STK’ların toplumsal yaşamda artan önemlerini, bölgelerinin ve şehirlerin kalkınmasında  önemli işlevler üstlenerek, topluma katkılarını artıracakları iki ayrı projeden bahsetmek istiyorum.

 

ELEKTRONIK MAHALLE TAKİP SİSTEMLERİ

Los Angeles’ta STK’lar tarafından geliştirilen California Eyaletinde uygulanan Bölgesel Bilgi ve Takip Sistemi.

Buradaki amaç bölgelerdeki sosyal problemlerin çözümüne katkıda bulunmak. Bu problemlerin başında fakirlik, yüksek suç oranları ve madde bağımlılığı geliyor. Sitemde tüm bölgesel ve yerel kurumların (hastane, üniversite, STK’lar, gazete, belediye, devlet kurumları ve şirketler) veri havuzları sisteme entegre edilmiş. Böylece bölgeniz ve mahallenizle ilgili her türlü sağlık, çevre, eğitim, ulaşım, alt yapı, mimari, kültür, spor, ekonomi bilgisi, bu sitemde, bir tıklama ile elinizin altında bulunuyor.

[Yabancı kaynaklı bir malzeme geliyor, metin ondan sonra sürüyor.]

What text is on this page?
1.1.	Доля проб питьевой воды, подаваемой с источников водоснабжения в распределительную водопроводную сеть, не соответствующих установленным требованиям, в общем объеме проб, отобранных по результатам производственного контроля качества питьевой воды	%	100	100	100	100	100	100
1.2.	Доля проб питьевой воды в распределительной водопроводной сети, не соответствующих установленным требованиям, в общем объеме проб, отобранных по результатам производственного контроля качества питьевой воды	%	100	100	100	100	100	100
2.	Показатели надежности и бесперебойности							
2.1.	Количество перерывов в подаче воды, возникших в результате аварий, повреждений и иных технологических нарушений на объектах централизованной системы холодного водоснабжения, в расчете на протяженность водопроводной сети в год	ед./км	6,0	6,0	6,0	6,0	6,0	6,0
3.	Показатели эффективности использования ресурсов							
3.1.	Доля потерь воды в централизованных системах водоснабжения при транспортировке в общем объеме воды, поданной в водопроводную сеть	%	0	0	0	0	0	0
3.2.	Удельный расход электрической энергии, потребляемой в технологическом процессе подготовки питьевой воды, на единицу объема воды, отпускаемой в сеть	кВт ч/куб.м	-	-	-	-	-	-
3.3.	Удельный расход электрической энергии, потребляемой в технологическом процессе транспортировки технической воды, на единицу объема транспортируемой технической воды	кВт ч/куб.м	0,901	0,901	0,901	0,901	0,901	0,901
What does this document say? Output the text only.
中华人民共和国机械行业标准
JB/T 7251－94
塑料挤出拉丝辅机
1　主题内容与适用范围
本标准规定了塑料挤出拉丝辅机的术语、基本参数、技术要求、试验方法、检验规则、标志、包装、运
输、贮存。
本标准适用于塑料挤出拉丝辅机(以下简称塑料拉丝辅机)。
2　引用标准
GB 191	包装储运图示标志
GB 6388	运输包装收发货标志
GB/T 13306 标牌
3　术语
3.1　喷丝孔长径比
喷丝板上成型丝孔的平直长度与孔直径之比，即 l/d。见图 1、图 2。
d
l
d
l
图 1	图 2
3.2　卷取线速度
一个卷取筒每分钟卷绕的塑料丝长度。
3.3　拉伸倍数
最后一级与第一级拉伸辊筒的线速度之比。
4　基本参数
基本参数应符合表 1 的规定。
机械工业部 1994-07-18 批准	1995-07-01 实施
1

Sistemde bölgesel problemler ile ilgili ayrıntılı bilgiler, istatistikler, raporlar, çözüm yolları ve projelerde yer alıyor. Sağlık haritalarında bölgelerin sağlık problemlerine, eğitim haritalarında ise eğitim problemlerine tıklıyor ve bilgi sahibi oluyorsunuz. Bölgenizdeki spor gruplarını, gençlik gruplarını, dini cemaatleri, yeni yatırımları, araştırma projelerini, düzenlenen etkinlikleri görebiliyorsunuz. STK iseniz, seçtiğiniz bölgesel bir problemle ilgili çözüm sunabiliyor, proje hazırlayabiliyorsunuz. Şirket iseniz bu problemlerin çözümü için ortak olabiliyorsunuz. Farklı kurumlar ile işbirliği yaparak ortak proje üretebiliyorsunuz.

Bölgesel Bilgi ve Takip Sistemi ile bölgenin yerel problemlerini anında takip ve tespit edebiliyor, büyümeden kontrol edebiliyorsunuz. Kurumlar birbirine çamur atmak ve önünü tıkamak  yerine ortak bir paydada buluşuyorlar, beraberce çalışıyorlar ve problemlere çözüm buluyorlar.

Belediye, STK, Üniversite, medya ve iş dünyası arasında güçlü ve yenlikçi işbirliği networkleri kuruluyor. Ortada yüzbinlerce dolarlık yatırımlar, işbirliği bütçeleri, konsorsiyumlar, ARGE, think – thank projeleri dönüyor.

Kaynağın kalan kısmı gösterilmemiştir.